独自のアリーナ(舞台設定)を持っているかという点が何よりの選考基準なので、想像だけで書ける物語では無く、徹底して取材をした上でしか書けないストーリーが年齢的にも武器になると思います。
それがいわゆる、みや文明さんのおっしゃる「一声かけて」に近づく、最も戦略的な方法では無いかと存じます。

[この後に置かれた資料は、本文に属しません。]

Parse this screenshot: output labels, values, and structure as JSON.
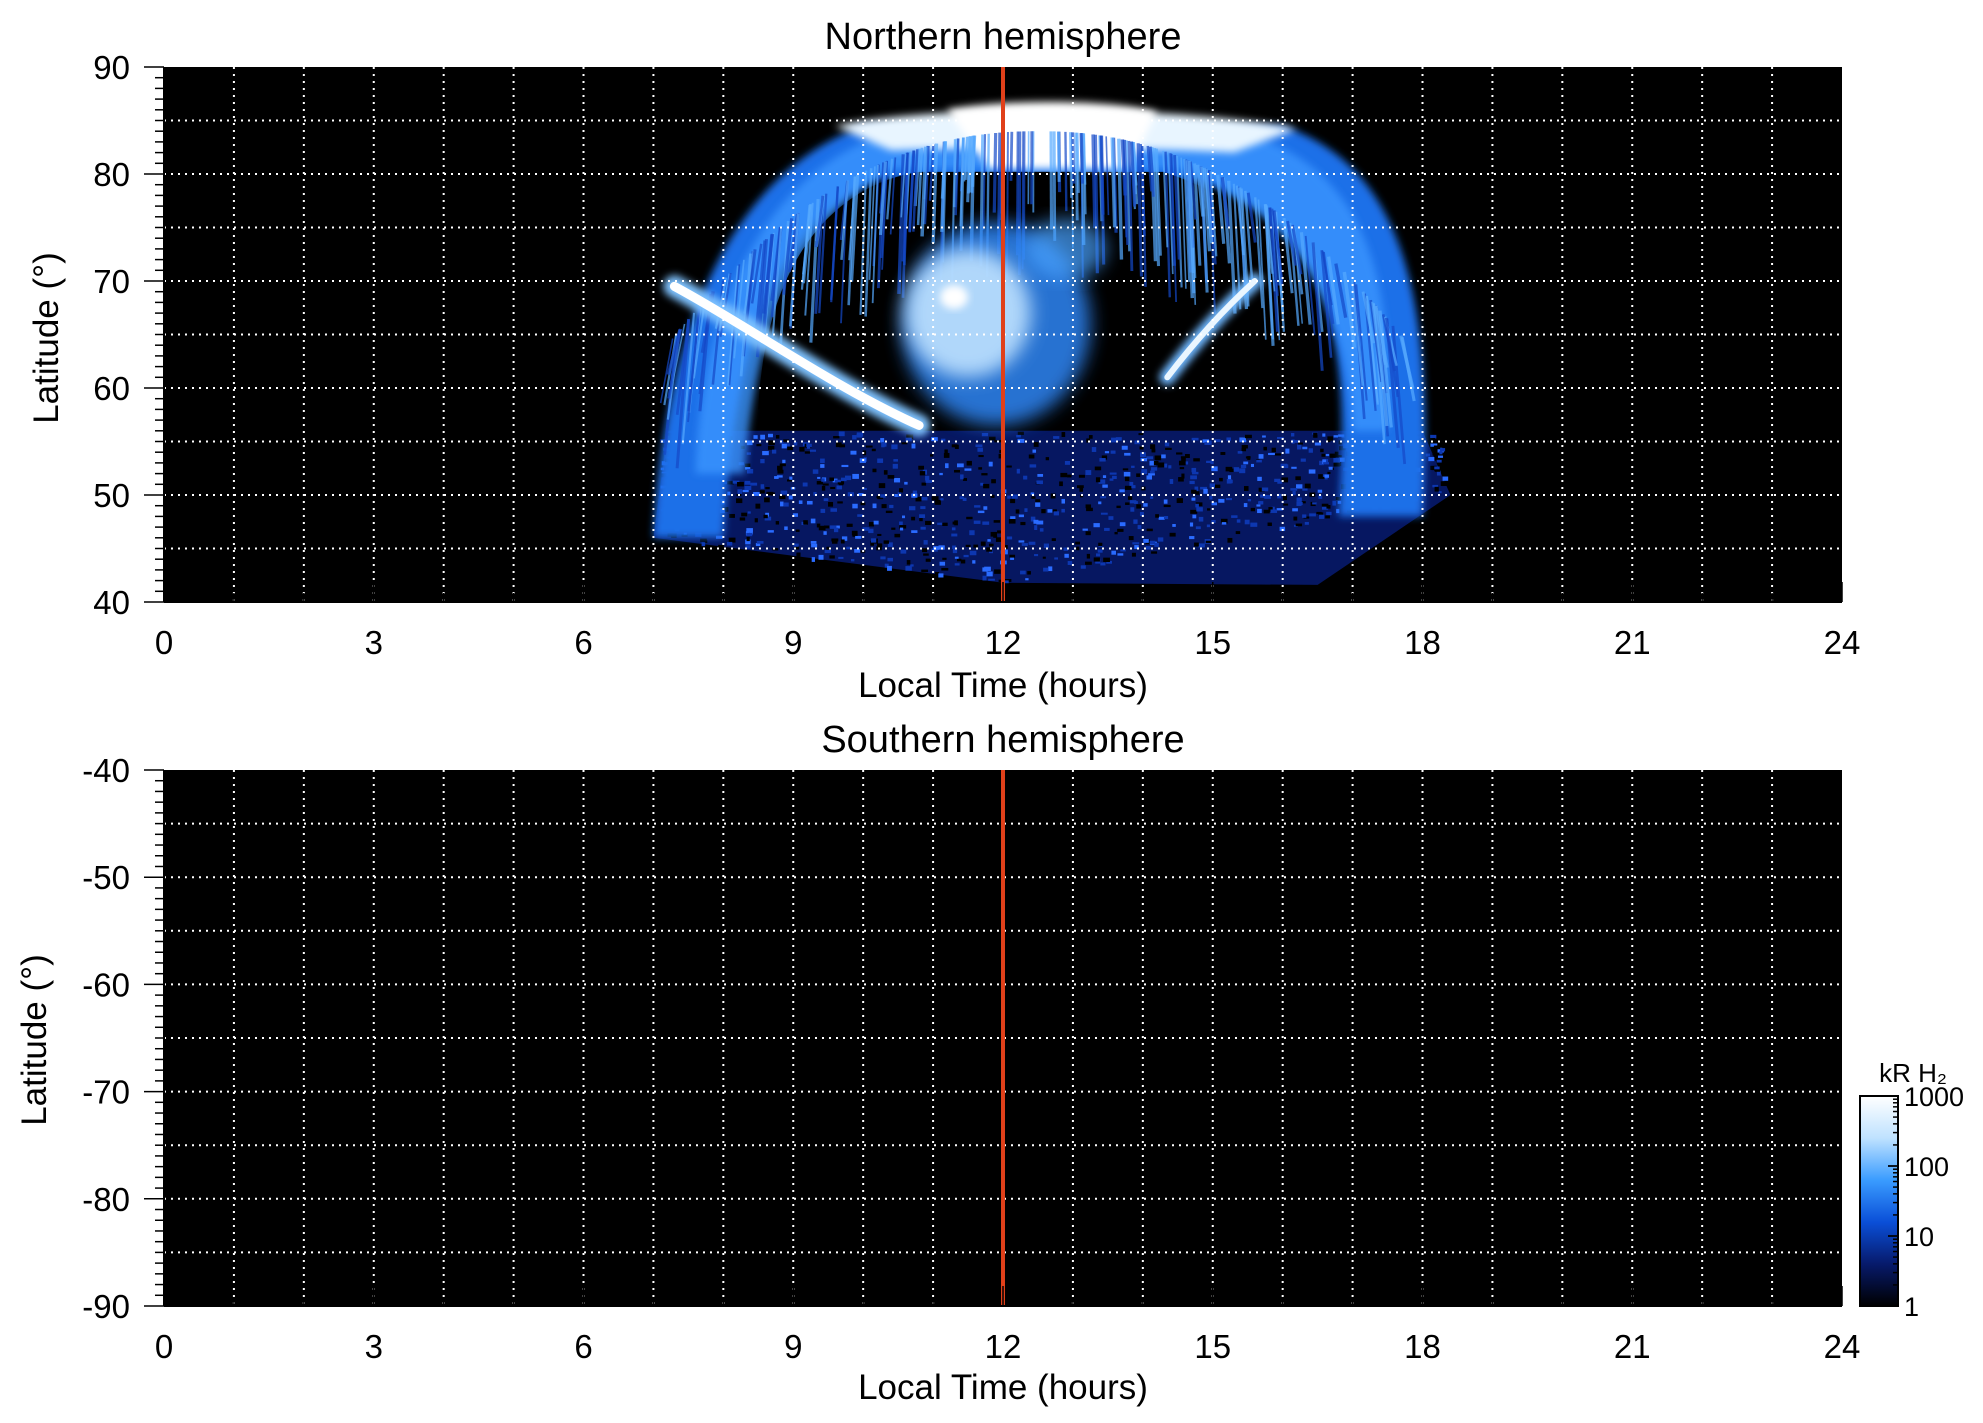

独自の企画と「この企画は俺にしか書けないんだ」という強みがあれば、テレビ局側も是非にとお願いしたいようなシナリオライターになると日々の業務の経験から想像致します。

お節介な書き込み失礼致しました。

次の元号は良いお年になることをお祈りしています。
コメント、ありがとうございます。 (みや)
2019-03-09 20:49:25
取材力。
いぜん、集英社かどこかに原作を、確か、「官能小説家」というドラマだったかな、それを送って、電話で感想を聞いたことがあります。
その時、編集の方から、原作者には、その世界に精通した原作を求めている、と、
ようは取材されたドラマということを聞きました。
なかなか、難しいですね。
自分の好きな娯楽で、たとえば、萩尾望都さんの「11人いる」なんて取材ではなく想像、宮﨑駿監督も、想像。

でも、制作サイドが年齢を気にされるのなら仕方ないことなのかもしれません。

今はただただ迷走中です。

なかなかノーチャンスの現実を受け止めるのには、時間がかかる。
そういう節目の年齢を迎えたというか、ここにきて初めて気が付いたのかもしれません。
そういう意味では14歳の受賞は印籠を渡すには十分だったのかな。

でも、やはり、本や映画、ドラマを、役者の年齢は気になるかもしれませんが、台本を中身を誰が作って、その人の年齢が気になるという経験がまったくなかったので・・・

どうしても、引っかかってしまうところなのかな。

でも、制作サイドが作る人の年齢を気にするのなら、仕方ないこと。

ありがとうございます。
Unknown (Unknown)
2019-03-09 21:20:40
お返事ありがとうございます。

確かに、視聴者側は作家の年齢を気にすることはありませんが、オファーサイドからすれば仕事がしやすい、若い感性を持っているという点でどうしても年齢の低い作家に依頼することが多いというのが現状です。

私がこの書き込みでお伝えしたかったのは、取材力の素晴らしさです。
例えばみや文明さんは20年以上コンクールに応募しているとのことですが、その内の3年でも警察や法律について勉強・取材していれば、警察物なら誰にも負けないというレベルの知識を身につけることは出来たと思います。

実際、現在お仕事をさせて頂いている作家の方も、素人時代から軽いフットワークで取材交渉をし、プロにも負けないような専門性を持っている方も少なくはありません。
そうした土台があってから、自分の書きたい世界を書いている方が多いので、最短コースとして取材力やその努力の必要性を書かせて頂きました。

想像力だけで書けるというのは、「想像力だけで書ける」という強みでは無く「想像力だけで書いてしまう」という弱点にもなりえます。

再度の書き込み失礼します。お返事は結構なので、創作活動を応援しております。